Intelligent, passionate, and yet the reasonable peacemaker of her family, Bronia is an engaging and likable protagonist. She is a steadying presence who tries to look out for Vaslav’s best interests, and moderates the disagreements between him and Sergey Pavlovitch (the Ballets Russes impresario and Vaslav’s lover), and who looks after her mother. Although perpetually in the shadow of her gifted older brother, Bronia is also a talented dancer and choreographer who is passionately dedicated to her craft and to seeing modern ballet brought to life.

This is the second novel by Eva Stachniak I’ve read, after The Winter Palace. With both novels I’ve been impressed by the author’s attention to detail and the way that she has so richly and realistically recreated the historical periods in which her novels are set. The Chosen Maiden vividly portrays the turbulence but emerging modernity of early twentieth century Europe, and I really enjoyed Stachniak’s prose.

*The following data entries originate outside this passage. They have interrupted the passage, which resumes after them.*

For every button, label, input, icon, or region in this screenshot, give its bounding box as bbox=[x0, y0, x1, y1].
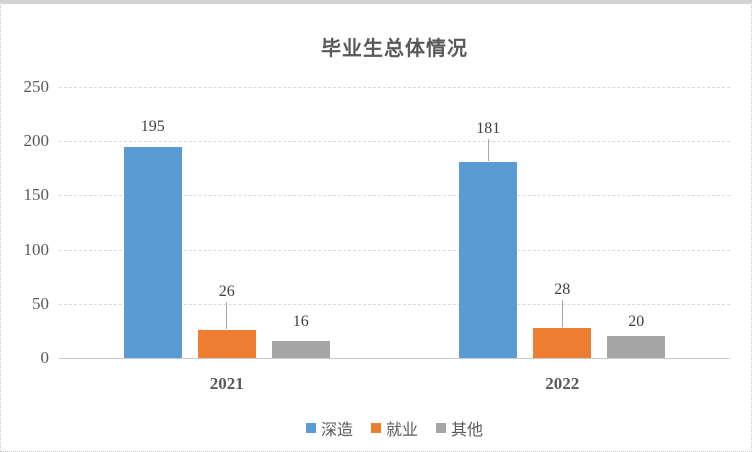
legend-swatch-icon bbox=[370, 423, 381, 433]
legend-swatch-icon bbox=[436, 423, 446, 433]
data-label: 181 bbox=[476, 119, 501, 137]
legend-label: 就业 bbox=[385, 422, 418, 439]
y-axis-tick-label: 50 bbox=[32, 293, 49, 313]
gridline bbox=[59, 195, 730, 197]
data-label: 16 bbox=[292, 312, 309, 330]
gridline bbox=[59, 303, 730, 305]
bar-深造-2021[interactable] bbox=[123, 146, 182, 358]
data-label: 28 bbox=[554, 280, 571, 298]
legend: 深造 就业 其他 bbox=[59, 416, 730, 440]
chart-title[interactable]: 毕业生总体情况 bbox=[321, 38, 468, 60]
gridline bbox=[59, 249, 730, 251]
data-label: 195 bbox=[140, 117, 165, 135]
legend-label: 其他 bbox=[451, 422, 484, 439]
y-axis-tick-label: 150 bbox=[23, 185, 50, 205]
data-label: 20 bbox=[628, 313, 645, 331]
data-label-leader-line bbox=[487, 138, 489, 161]
y-axis-tick-label: 0 bbox=[40, 348, 50, 367]
legend-item-深造[interactable]: 深造 bbox=[305, 416, 353, 440]
y-axis-tick-label: 200 bbox=[23, 131, 50, 151]
category-label-2022: 2022 bbox=[545, 374, 580, 393]
data-label-leader-line bbox=[561, 299, 563, 327]
legend-label: 深造 bbox=[320, 422, 353, 439]
bar-就业-2021[interactable] bbox=[197, 329, 256, 358]
gridline bbox=[59, 141, 730, 143]
gridline bbox=[59, 87, 730, 88]
legend-swatch-icon bbox=[305, 423, 316, 433]
bar-深造-2022[interactable] bbox=[459, 161, 518, 358]
data-label-leader-line bbox=[226, 301, 228, 329]
y-axis-tick-label: 250 bbox=[23, 77, 50, 96]
legend-item-就业[interactable]: 就业 bbox=[370, 416, 418, 440]
legend-item-其他[interactable]: 其他 bbox=[436, 416, 483, 440]
category-label-2021: 2021 bbox=[209, 374, 244, 393]
bar-就业-2022[interactable] bbox=[533, 327, 592, 358]
bar-其他-2021[interactable] bbox=[271, 340, 330, 358]
y-axis-tick-label: 100 bbox=[23, 239, 50, 259]
bar-其他-2022[interactable] bbox=[607, 336, 666, 358]
data-label: 26 bbox=[218, 282, 235, 300]
x-axis-line bbox=[59, 358, 730, 359]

Another aspect I enjoy so much about the two works of Stachniak’s I’ve read so far is the exploration of feminism. Bronia believes her brother to be a great artist and the envy she experiences is less to do with his gift as a dancer than with what behaviour is accepted from Vaslav, as a man, and not from her as a woman. While Vaslav has liasons and takes lovers, Bronia is carefully guarded by Vaslav and by Sergey Pavlovitch against an affair with an opera singer she loves, and is warned constantly against love and marriage. After Bronia does marry later in the book, she learns that she is pregnant, spoiling plans to dance the lead in a groundbreaking new ballet. Upset at the timing of the pregnancy, for she is at the height of her abilities, Bronia is accused of not wanting the child by her dancer husband and thinks bitterly, ‘It is all easy for him to say. He can go on dancing. A child is always a father’s accomplishment and a mother’s problem.’ Other cautions about being a woman are presented through the example of family members. Mamuisa puts some of her dancing on hold for Bronia’s father, who leaves her to marry another woman, and Mamuisa’s sister marries and gives up her career, but is abandoned by her husband.

Bronia also goes against typical gender conventions. She chops her hair short and wears trousers and not dresses off-stage. In her dancing, she uses her body to jump higher than a woman is expected to, and dances wearing soft shoes, rather than pointe shoes, in her ballets.

I’m confident most historical fiction readers will enjoy The Chosen Maiden, but this is definitely a case where Your Mileage May Vary. Occasionally I’ve felt as if a book was written for me, because the topic, or the writing style, or the type of characters fit so specifically with my interests. The Chosen Maiden is one of those books.

I had a childhood interest in ballet but it’s only over the last few years that I’ve started attending performances by the National Ballet of Canada and becoming interested in dance. In 2014 the company danced John Neumeier’s Nijinsky, a biographical ballet about the great dancer Vaslav Nijinsky that opens and closes with his last public performance before he was diagnosed with schizophrenia at age 29. Throughout the ballet he experiences feverish memories of his personal life, his art, and the turbulent world he lives in. I found Nijinsky incredibly moving and inventive and it’s one of my favourite things I’ve ever seen on a stage (Sidenote: The National Ballet has announced that they’ll be performing it again this fall so watch out for that no doubt gushing review in November!).

My interest in the story of Nijinsky is what drew me to this book and, as is usually the case in historical fiction, I found it really interesting to compare the different takes on people in Vaslav and Bronia’s lives. The Chosen Maiden paints a much less flattering portrait of Romola, Vaslav’s wife, than the ballet does, for example.

I thought the novel loses some steam after Vaslav’s madness overtakes him, but since Bronia is an engaging main character, I was interested in the changes that each World War brings to Bronia’s life and the great ups and downs of both her personal and professional life.

The Chosen Maiden definitely has more to offer if you’re familiar with, or interested in, the world of dance, but either way it’s an excellent historical fiction read with an intelligent, likable main character and strong prose.